A acadêmica e pesquisadora da UFF considera que a pandemia agravou ainda mais a pobreza. “A quarentena e distanciamento social afetaram drasticamente setores que empregavam trabalhadores de baixa renda. A construção civil parou, as donas de casa demitiram suas empregadas domésticas. Os trabalhadores informais também tiveram suas atividades impactadas. A situação atual não é resultado apenas da crise sanitária. Em 2019, o desemprego atingiu 13 milhões de trabalhadores. Foram 6,8 milhões de subocupados e quase 5 milhões em desalento. A informalidade atingiu 40 milhões de trabalhadores”, relata Érica.
Fernanda Cordeiro é assistente social (Foto: divulgação)
Para Fernanda Cordeiro, mestre em serviço social pela UFRJ, o monitoramento e avaliação das vulnerabilidades sociais das famílias de Campos são realizados. Ela chefia o setor de Vigilância Socioassistencial da Secretaria Municipal de Desenvolvimento Humano e Social. “A Prefeitura possui o setor de Segurança Alimentar e Nutricional que compõe o Conselho de Segurança Alimentar, e que realiza trabalhos nessa área. Temos uma ampla rede de atendimento através dos 13 CRAS (Centro de Referência de Assistência Social), três CREAS (Centro Especializado), o Centro Pop e cinco locais de acolhimentos que atendem a diferentes públicos. Cofinanciamos outras seis Organizações da Sociedade Civil importantes nessa questão. Nesses equipamentos são concedidos benefícios eventuais às famílias, como cestas básicas. Para população em situação de rua são fornecidas quentinhas; e nos acolhimentos, cinco refeições por dia”, cita.
Fernanda afirma que a SMDHS oferece cursos para geração de trabalho e renda e um Programa de Transferência de Renda – Renda Mínima. “O Bolsa Família continua importante nesse enfrentamento, assim como o desenvolvimento de políticas sociais”, destaca.
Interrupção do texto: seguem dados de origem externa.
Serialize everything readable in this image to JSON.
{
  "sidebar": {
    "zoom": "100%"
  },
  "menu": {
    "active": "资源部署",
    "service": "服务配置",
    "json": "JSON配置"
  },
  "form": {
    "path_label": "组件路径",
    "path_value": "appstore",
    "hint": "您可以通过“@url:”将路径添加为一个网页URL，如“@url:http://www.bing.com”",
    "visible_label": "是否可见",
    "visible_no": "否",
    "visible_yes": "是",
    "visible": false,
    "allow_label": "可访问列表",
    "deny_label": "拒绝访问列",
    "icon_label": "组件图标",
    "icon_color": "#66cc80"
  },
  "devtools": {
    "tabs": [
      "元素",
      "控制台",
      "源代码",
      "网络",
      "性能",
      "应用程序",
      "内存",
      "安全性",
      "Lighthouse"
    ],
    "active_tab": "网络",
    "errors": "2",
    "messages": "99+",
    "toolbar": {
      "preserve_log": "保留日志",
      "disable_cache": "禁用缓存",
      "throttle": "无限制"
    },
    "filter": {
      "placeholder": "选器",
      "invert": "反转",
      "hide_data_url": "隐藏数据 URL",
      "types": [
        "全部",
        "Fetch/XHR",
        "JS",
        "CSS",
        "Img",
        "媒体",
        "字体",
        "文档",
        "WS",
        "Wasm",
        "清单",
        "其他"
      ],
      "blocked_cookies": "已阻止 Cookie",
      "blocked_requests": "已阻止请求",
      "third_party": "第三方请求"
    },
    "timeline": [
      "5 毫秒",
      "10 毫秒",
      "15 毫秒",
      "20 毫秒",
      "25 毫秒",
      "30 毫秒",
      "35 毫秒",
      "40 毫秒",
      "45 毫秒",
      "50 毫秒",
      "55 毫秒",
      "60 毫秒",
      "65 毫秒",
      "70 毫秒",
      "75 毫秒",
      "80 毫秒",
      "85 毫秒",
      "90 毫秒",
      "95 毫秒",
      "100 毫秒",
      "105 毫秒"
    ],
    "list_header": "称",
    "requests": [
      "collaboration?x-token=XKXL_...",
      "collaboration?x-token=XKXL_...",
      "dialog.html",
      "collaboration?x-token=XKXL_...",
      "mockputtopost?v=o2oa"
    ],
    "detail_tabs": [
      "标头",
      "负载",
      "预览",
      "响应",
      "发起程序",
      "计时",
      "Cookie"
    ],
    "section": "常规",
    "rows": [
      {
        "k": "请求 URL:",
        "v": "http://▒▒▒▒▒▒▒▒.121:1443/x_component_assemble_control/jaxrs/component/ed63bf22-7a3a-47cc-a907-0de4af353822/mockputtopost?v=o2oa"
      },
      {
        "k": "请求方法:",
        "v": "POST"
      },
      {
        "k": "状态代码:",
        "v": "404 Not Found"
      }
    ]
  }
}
Marcos Pedlowski aponta possíveis saídas (Foto: divulgação)
Propostas e soluções
O geógrafo e acadêmico do curso de Ciências Sociais da Universidade Estadual do Norte Fluminense, Marcos Pedlowski, os caminhos para superar a fome e a extrema pobreza são tortuosos. “Passam pela retomada de projetos de desenvolvimento que reincluam os pobres no orçamento público. Há que se reverter as apostas em políticas ultraneoliberais como as que foram adotadas em Campos. A ideia de que cortando direitos e limitando a capacidade dos mais pobres de acessarem serviços públicos é simplesmente contraproducente”.
O professor da Uenf defende o fortalecimento da agricultura familiar de dez assentamentos de reforma agrária. Segundo Pedlowski, há produção de alimentos suficientes para acabar com a fome no município. “Há que existir uma política de desenvolvimento científico nas instituições públicas de ensino superior. Em curto prazo, essa retomada das políticas sociais vai permitir que os mais pobres voltem, pelo menos, a poder adquirir alimentos”, considera.
A socióloga e professora da Uenf, Luciane Silva, segue a mesma linha do colega de universidade. Ela defende mais transparência sobre o uso dos recursos federais durante a pandemia e o combate à fome. “Havia uma expectativa de distribuição de um determinado número de cestas básicas para essa população. É preciso assegurar nesse quadro de fome e de urgência na pandemia, dispositivos jurídicos constitucionais que possam fazer com que a comida chegue rápido para quem precisa. A burocracia do Estado como entrave é inaceitável, pois os recursos foram repassados. Transparência nesse momento é fundamental”, afirma.
Luciane acredita que Campos pode enfrentar a grave situação atual. “Desde a Constituição de 1988, o município é a unidade, talvez com mais possibilidade de tratar dessas questões. Outras cidades deram conta. É possível que em Campos tenhamos políticas públicas capazes de mitigar a situação de pobreza, fome e desemprego”, conclui.